What I think is interesting about it, and what Luke is in a way reacting to, is the wrenching it out of original context and repurposing. In some ways making it better, certainly giving it wider reach, reviving the careers of forgotten artists. I wonder how Luka's cache of tunes will be repurposed. Perhaps he'll lend his name to a compilation and spend his dotage being feted in Japan by adoring oaktu.
 

thirdform

pass the sick bucket
What I think is interesting about it, and what Luke is in a way reacting to, is the wrenching it out of original context and repurposing. In some ways making it better, certainly giving it wider reach, reviving the careers of forgotten artists. I wonder how Luka's cache of tunes will be repurposed. Perhaps he'll lend his name to a compilation and spend his dotage being feted in Japan by adoring oaktu.

Luke doesn't have the discipline to be a curator or dj. I mean, thats why its so worthwhile arguing with him, because he is able to project this sense of being above the mass industrial complex of the radio/tv/youtube, when really he's no different to Tracey down at the pub. So what you get is not poptimism but a kind of unsupported hard ideological grafting. He's zealous in his own ways. Whereas with me there are much more clearly delineated aesthetic commitments.

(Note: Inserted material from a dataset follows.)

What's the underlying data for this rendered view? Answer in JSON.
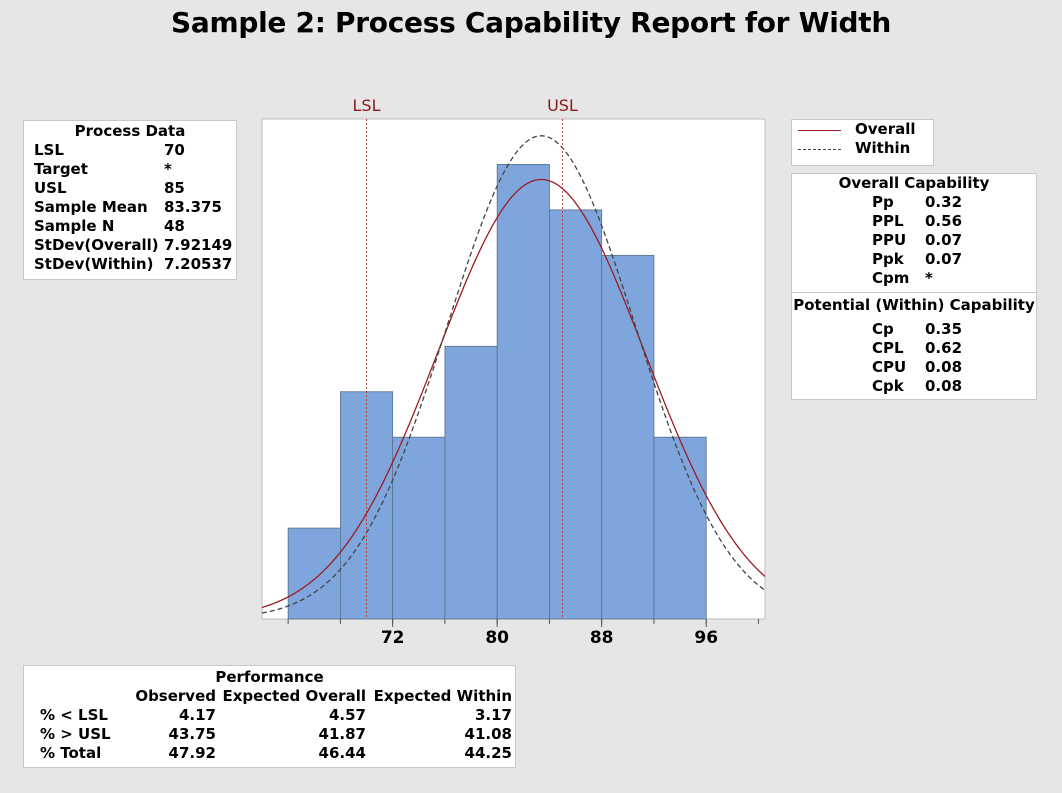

As for wrenching out of original context, I think hardcore even more than hip hop was the first music to do that.
 

woops

is not like other people
what @luka is complaining about is not repurposing but depurposing, in fact this depurposing would have been a much better name for this thread
 

thirdform

pass the sick bucket
what @luka is complaining about is not repurposing but depurposing, in fact this depurposing would have been a much better name for this thread

See I think that was always the case in the 70s-80s. All those Japanese reference books on rare groove, German funk diggers in a country at the time which had very little proximity to black culture, all that eastern European disco @bunnyhausen plays, Italian reggae heads, the list goes on and on. It was just something we could conveniently ignore because of the way that English language music is orientated to be the world default.